1. Given a graph of $f(x)$, if $\lim_{x \to 2^-} f(x) = 3$ and $\lim_{x \to 2^+} f(x) = 3$, what is $\lim_{x \to 2} f(x)$?

   1. 3
   2. Does Not Exist
   3. 6
   4. 0

2. If a graph has a jump discontinuity at $x = -1$, what can you conclude about $\lim_{x \to -1} f(x)$?

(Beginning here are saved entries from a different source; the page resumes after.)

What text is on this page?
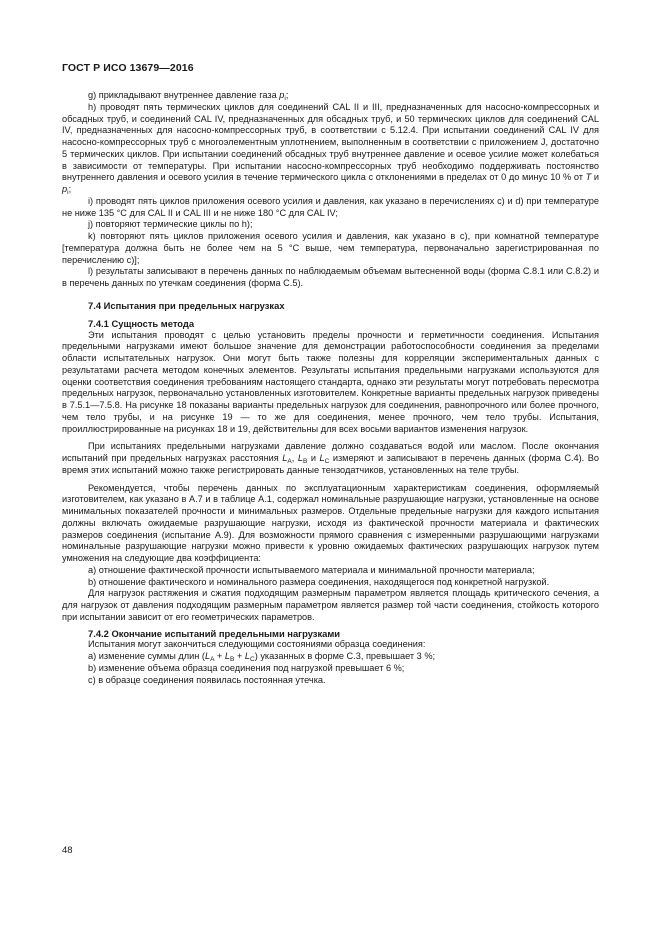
ГОСТ Р ИСО 13679—2016

g) прикладывают внутреннее давление газа $p_i$;

h) проводят пять термических циклов для соединений CAL II и III, предназначенных для насосно-компрессорных и обсадных труб, и соединений CAL IV, предназначенных для обсадных труб, и 50 термических циклов для соединений CAL IV, предназначенных для насосно-компрессорных труб, в соответствии с 5.12.4. При испытании соединений CAL IV для насосно-компрессорных труб с многоэлементным уплотнением, выполненным в соответствии с приложением J, достаточно 5 термических циклов. При испытании соединений обсадных труб внутреннее давление и осевое усилие может колебаться в зависимости от температуры. При испытании насосно-компрессорных труб необходимо поддерживать постоянство внутреннего давления и осевого усилия в течение термического цикла с отклонениями в пределах от 0 до минус 10 % от T и $p_i$;

i) проводят пять циклов приложения осевого усилия и давления, как указано в перечислениях с) и d) при температуре не ниже 135 °С для CAL II и CAL III и не ниже 180 °С для CAL IV;

j) повторяют термические циклы по h);

k) повторяют пять циклов приложения осевого усилия и давления, как указано в с), при комнатной температуре [температура должна быть не более чем на 5 °С выше, чем температура, первоначально зарегистрированная по перечислению с)];

l) результаты записывают в перечень данных по наблюдаемым объемам вытесненной воды (формa С.8.1 или С.8.2) и в перечень данных по утечкам соединения (форма С.5).

7.4 Испытания при предельных нагрузках
7.4.1 Сущность метода

Эти испытания проводят с целью установить пределы прочности и герметичности соединения. Испытания предельными нагрузками имеют большое значение для демонстрации работоспособности соединения за пределами области испытательных нагрузок. Они могут быть также полезны для корреляции экспериментальных данных с результатами расчета методом конечных элементов. Результаты испытания предельными нагрузками используются для оценки соответствия соединения требованиям настоящего стандарта, однако эти результаты могут потребовать пересмотра предельных нагрузок, первоначально установленных изготовителем. Конкретные варианты предельных нагрузок приведены в 7.5.1—7.5.8. На рисунке 18 показаны варианты предельных нагрузок для соединения, равнопрочного или более прочного, чем тело трубы, и на рисунке 19 — то же для соединения, менее прочного, чем тело трубы. Испытания, проиллюстрированные на рисунках 18 и 19, действительны для всех восьми вариантов изменения нагрузок.

При испытаниях предельными нагрузками давление должно создаваться водой или маслом. После окончания испытаний при предельных нагрузках расстояния $L_A$, $L_B$ и $L_C$ измеряют и записывают в перечень данных (форма С.4). Во время этих испытаний можно также регистрировать данные тензодатчиков, установленных на теле трубы.

Рекомендуется, чтобы перечень данных по эксплуатационным характеристикам соединения, оформляемый изготовителем, как указано в А.7 и в таблице А.1, содержал номинальные разрушающие нагрузки, установленные на основе минимальных показателей прочности и минимальных размеров. Отдельные предельные нагрузки для каждого испытания должны включать ожидаемые разрушающие нагрузки, исходя из фактической прочности материала и фактических размеров соединения (испытание А.9). Для возможности прямого сравнения с измеренными разрушающими нагрузками номинальные разрушающие нагрузки можно привести к уровню ожидаемых фактических разрушающих нагрузок путем умножения на следующие два коэффициента:

а) отношение фактической прочности испытываемого материала и минимальной прочности материала;

b) отношение фактического и номинального размера соединения, находящегося под конкретной нагрузкой.

Для нагрузок растяжения и сжатия подходящим размерным параметром является площадь критического сечения, а для нагрузок от давления подходящим размерным параметром является размер той части соединения, стойкость которого при испытании зависит от его геометрических параметров.

7.4.2 Окончание испытаний предельными нагрузками

Испытания могут закончиться следующими состояниями образца соединения:

а) изменение суммы длин $(L_A + L_B + L_C)$ указанных в форме С.3, превышает 3 %;

b) изменение объема образца соединения под нагрузкой превышает 6 %;

с) в образце соединения появилась постоянная утечка.

48
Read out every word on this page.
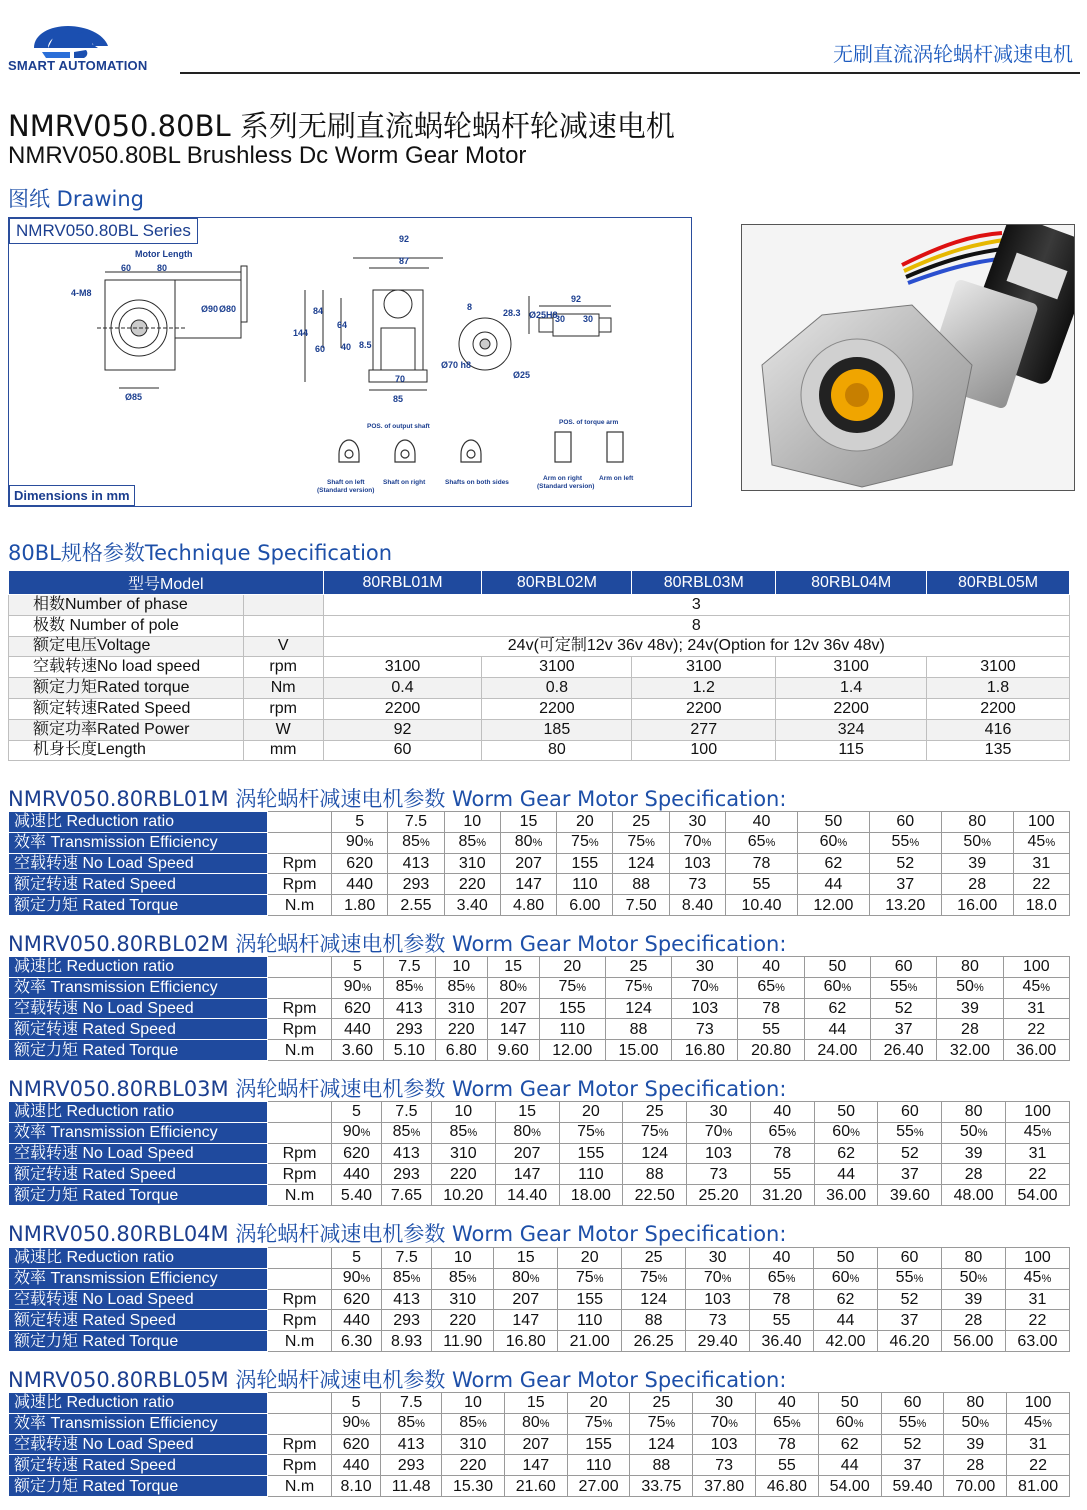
SMART AUTOMATION	无刷直流涡轮蜗杆减速电机
NMRV050.80BL 系列无刷直流蜗轮蜗杆轮减速电机
NMRV050.80BL Brushless Dc Worm Gear Motor
图纸 Drawing
Motor Length
60	80
4-M8
Ø90 Ø80
Ø85
92
87
144
84
60
64
40 8.5
70
85
Ø70 h8
8
28.3 Ø25H8
92
30 30
Ø25
POS. of output shaft
POS. of torque arm
Shaft on left
(Standard version)
Shaft on right	Shafts on both sides
Arm on right
(Standard version)
Arm on left
NMRV050.80BL Series
Dimensions in mm
80BL规格参数Technique Specification
型号Model		80RBL01M	80RBL02M	80RBL03M	80RBL04M	80RBL05M
相数Number of phase		3				
极数 Number of pole		8				
额定电压Voltage	V	24v(可定制12v 36v 48v); 24v(Option for 12v 36v 48v)				
空载转速No load speed	rpm	3100	3100	3100	3100	3100
额定力矩Rated torque	Nm	0.4	0.8	1.2	1.4	1.8
额定转速Rated Speed	rpm	2200	2200	2200	2200	2200
额定功率Rated Power	W	92	185	277	324	416
机身长度Length	mm	60	80	100	115	135
NMRV050.80RBL01M 涡轮蜗杆减速电机参数 Worm Gear Motor Specification:
减速比 Reduction ratio		5	7.5	10	15	20	25	30	40	50	60	80	100
效率 Transmission Efficiency		90%	85%	85%	80%	75%	75%	70%	65%	60%	55%	50%	45%
空载转速 No Load Speed	Rpm	620	413	310	207	155	124	103	78	62	52	39	31
额定转速 Rated Speed	Rpm	440	293	220	147	110	88	73	55	44	37	28	22
额定力矩 Rated Torque	N.m	1.80	2.55	3.40	4.80	6.00	7.50	8.40	10.40	12.00	13.20	16.00	18.0
NMRV050.80RBL02M 涡轮蜗杆减速电机参数 Worm Gear Motor Specification:
减速比 Reduction ratio		5	7.5	10	15	20	25	30	40	50	60	80	100
效率 Transmission Efficiency		90%	85%	85%	80%	75%	75%	70%	65%	60%	55%	50%	45%
空载转速 No Load Speed	Rpm	620	413	310	207	155	124	103	78	62	52	39	31
额定转速 Rated Speed	Rpm	440	293	220	147	110	88	73	55	44	37	28	22
额定力矩 Rated Torque	N.m	3.60	5.10	6.80	9.60	12.00	15.00	16.80	20.80	24.00	26.40	32.00	36.00
NMRV050.80RBL03M 涡轮蜗杆减速电机参数 Worm Gear Motor Specification:
减速比 Reduction ratio		5	7.5	10	15	20	25	30	40	50	60	80	100
效率 Transmission Efficiency		90%	85%	85%	80%	75%	75%	70%	65%	60%	55%	50%	45%
空载转速 No Load Speed	Rpm	620	413	310	207	155	124	103	78	62	52	39	31
额定转速 Rated Speed	Rpm	440	293	220	147	110	88	73	55	44	37	28	22
额定力矩 Rated Torque	N.m	5.40	7.65	10.20	14.40	18.00	22.50	25.20	31.20	36.00	39.60	48.00	54.00
NMRV050.80RBL04M 涡轮蜗杆减速电机参数 Worm Gear Motor Specification:
减速比 Reduction ratio		5	7.5	10	15	20	25	30	40	50	60	80	100
效率 Transmission Efficiency		90%	85%	85%	80%	75%	75%	70%	65%	60%	55%	50%	45%
空载转速 No Load Speed	Rpm	620	413	310	207	155	124	103	78	62	52	39	31
额定转速 Rated Speed	Rpm	440	293	220	147	110	88	73	55	44	37	28	22
额定力矩 Rated Torque	N.m	6.30	8.93	11.90	16.80	21.00	26.25	29.40	36.40	42.00	46.20	56.00	63.00
NMRV050.80RBL05M 涡轮蜗杆减速电机参数 Worm Gear Motor Specification:
减速比 Reduction ratio		5	7.5	10	15	20	25	30	40	50	60	80	100
效率 Transmission Efficiency		90%	85%	85%	80%	75%	75%	70%	65%	60%	55%	50%	45%
空载转速 No Load Speed	Rpm	620	413	310	207	155	124	103	78	62	52	39	31
额定转速 Rated Speed	Rpm	440	293	220	147	110	88	73	55	44	37	28	22
额定力矩 Rated Torque	N.m	8.10	11.48	15.30	21.60	27.00	33.75	37.80	46.80	54.00	59.40	70.00	81.00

   1. The limit exists and is equal to the average of the left and right limits.
   2. The limit exists and is equal to the value of $f(-1)$.
   3. The limit does not exist.
   4. The limit is infinite.

3. Consider a graph where $f(x)$ approaches infinity as $x$ approaches 5. What is $\lim_{x \to 5} f(x)$?

   1. 0
   2. $\infty$
   3. 5
   4. Does Not Exist

4. From the graph, it's observed that as $x$ approaches 4 from the left, $f(x)$ approaches 2. As $x$ approaches 4 from the right, $f(x)$ also approaches 2. What is $\lim_{x \to 4} f(x)$?

   1. 4
   2. 2
   3. Does Not Exist
   4. 0

5. A graph has a hole at the point $(3, 1)$, but the function approaches $y=1$ from both sides as $x$ approaches 3. What is $\lim_{x \to 3} f(x)$?

   1. The limit does not exist because there is a hole.
   2. The limit is 1.
   3. The limit is 3.
   4. The limit is undefined.

6. If $\lim_{x \to 0^-} f(x) = -1$ and $\lim_{x \to 0^+} f(x) = 1$, what can be concluded about $\lim_{x \to 0} f(x)$?

   1. The limit exists and is 0.
   2. The limit exists and is 1.
   3. The limit exists and is -1.
   4. The limit does not exist.

7. Given a graph, as $x$ approaches -2 from both sides, $f(x)$ approaches 0. However, $f(-2)$ is defined as 5. What is $\lim_{x \to -2} f(x)$?

   1. 5
   2. 0
   3. -2
   4. Does Not Exist